U.S. Bankは2021年に初めてデジタル資産のカストディサービスを開始しましたが、2022年初頭に規制上のハードルに直面しサービスを一時停止していました。その主な要因の一つがSAB 121でした。この指針は、カストディアンが保有する暗号資産をバランスシート上の負債として認識することを求めており、銀行にとっては資本負担が増加し、サービス提供の経済的な実現可能性を低下させるものでした。しかし、2025年初めにSECがSAB 121を廃止(SAB 122として)したことで、この大きな障害が取り除かれました。これにより、銀行は暗号資産の保管・管理サービスを、より有利な会計処理の下で提供できるようになりました。
今回のサービス再開にあたり、U.S. Bankのウェルスマネジメント、コーポレート、コマーシャル、および機関投資家バンキング部門のバイスチェアであるスティーブン・フィリップソン氏は、「2021年に初めて暗号資産カストディを提供した銀行の一つであることを誇りに思っており、今年サービスを再開できることを嬉しく思います。規制の明確化が進んだことで、ビットコインETFへの対応も拡充し、カストディおよび管理サービスを求めるファンドマネージャーにフルサービスのソリューションを提供できるようになりました」と述べています。
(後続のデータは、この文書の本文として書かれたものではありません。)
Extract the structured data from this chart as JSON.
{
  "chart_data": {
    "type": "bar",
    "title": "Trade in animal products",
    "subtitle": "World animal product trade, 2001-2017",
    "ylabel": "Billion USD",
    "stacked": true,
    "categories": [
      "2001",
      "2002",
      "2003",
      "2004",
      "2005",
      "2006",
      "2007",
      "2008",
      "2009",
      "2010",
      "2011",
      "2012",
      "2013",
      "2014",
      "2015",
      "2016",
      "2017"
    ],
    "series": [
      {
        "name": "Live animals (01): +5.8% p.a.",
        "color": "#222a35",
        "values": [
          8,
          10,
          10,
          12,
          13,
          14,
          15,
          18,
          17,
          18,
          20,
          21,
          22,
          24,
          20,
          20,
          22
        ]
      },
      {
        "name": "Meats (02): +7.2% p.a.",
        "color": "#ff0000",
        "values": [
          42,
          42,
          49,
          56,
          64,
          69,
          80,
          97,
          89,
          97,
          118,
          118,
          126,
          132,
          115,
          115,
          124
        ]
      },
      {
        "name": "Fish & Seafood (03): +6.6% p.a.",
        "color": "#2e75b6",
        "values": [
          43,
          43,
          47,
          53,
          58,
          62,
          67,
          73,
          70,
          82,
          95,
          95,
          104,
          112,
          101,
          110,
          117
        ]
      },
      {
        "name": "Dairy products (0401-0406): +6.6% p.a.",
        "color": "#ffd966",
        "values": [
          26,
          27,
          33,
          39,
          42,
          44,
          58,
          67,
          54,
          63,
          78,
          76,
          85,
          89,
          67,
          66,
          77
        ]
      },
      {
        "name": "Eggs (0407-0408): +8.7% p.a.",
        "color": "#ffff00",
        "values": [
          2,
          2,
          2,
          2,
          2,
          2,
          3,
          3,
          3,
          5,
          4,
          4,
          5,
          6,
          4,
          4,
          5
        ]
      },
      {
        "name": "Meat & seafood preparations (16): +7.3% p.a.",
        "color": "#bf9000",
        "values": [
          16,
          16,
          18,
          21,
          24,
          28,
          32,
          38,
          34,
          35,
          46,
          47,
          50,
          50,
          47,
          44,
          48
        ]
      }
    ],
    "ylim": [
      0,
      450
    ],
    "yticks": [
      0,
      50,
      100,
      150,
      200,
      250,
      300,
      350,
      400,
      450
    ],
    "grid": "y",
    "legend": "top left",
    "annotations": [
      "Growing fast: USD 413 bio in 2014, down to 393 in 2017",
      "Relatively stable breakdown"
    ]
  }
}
また、ビットコインのサブカストディアンを務めるNYDIGのCEO、テジャス・シャー氏は、「NYDIGは、U.S. Bankのビットコインカストディサービスの主要プロバイダーとして提携できることを光栄に思います。共に、伝統的金融と現代経済の間のギャップを埋め、規制された金融機関に期待される安全性とセキュリティを備えたビットコインへのアクセスをグローバルファンドサービス顧客に提供できます」とコメントしています。
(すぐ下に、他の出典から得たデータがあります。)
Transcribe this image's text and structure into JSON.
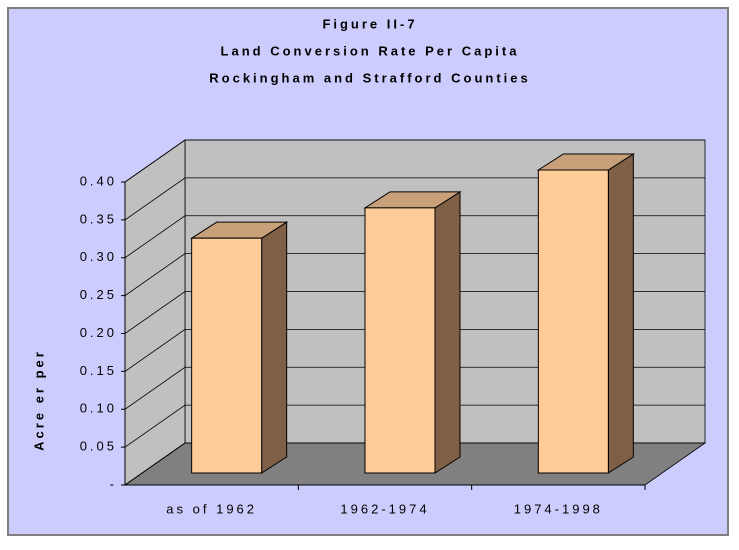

U.S. Bankのウェルスマネジメント、コーポレート、コマーシャルおよび機関投資家バンキング部門は、2025年6月30日時点で11.7兆ドルを超えるカストディおよび管理資産を抱えています。この大規模な基盤を持つ同銀行がデジタル資産分野に再び注力することは、市場全体に大きな影響を与える可能性があります。この動きは、シティーグループのような他の大手金融機関も同様のデジタル資産カストディおよび決済サービスの検討を進めているという報道もあり、業界全体のトレンドを示唆しています。
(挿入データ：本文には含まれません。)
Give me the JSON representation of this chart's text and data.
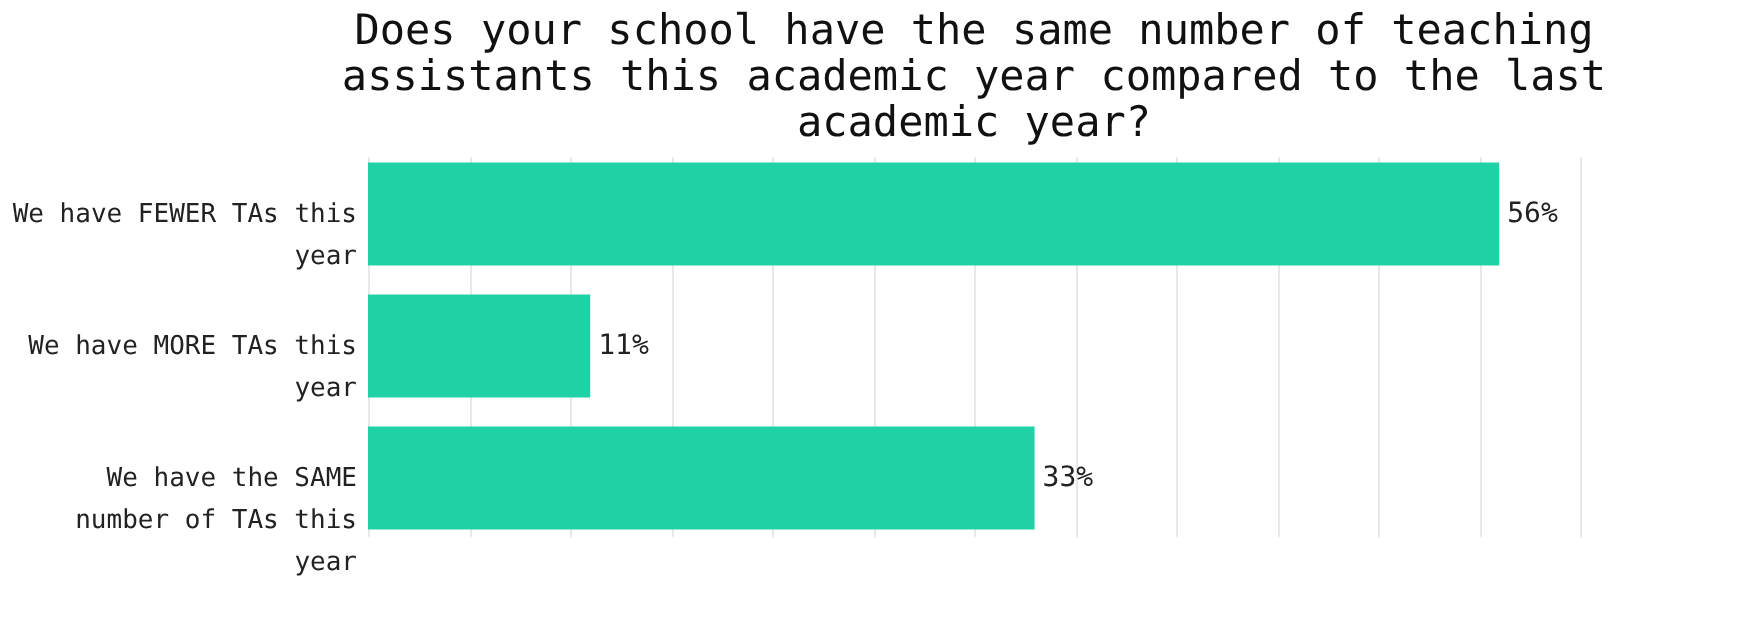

規制環境の整備と、機関投資家からのデジタル資産への需要の高まりを背景に、U.S. Bankのビットコインカストディサービスの再開は、金融市場の進化における重要な一歩と見なされます。これは、機関投資家がデジタル資産をより安全かつ効率的に管理するための道を開き、金融サービスの新たな地平を切り拓くものと言えるでしょう。このような進展は、金融エコシステム全体の成熟と、多様な資産クラスへのアクセス拡大という、より広範な成長の機会をもたらします。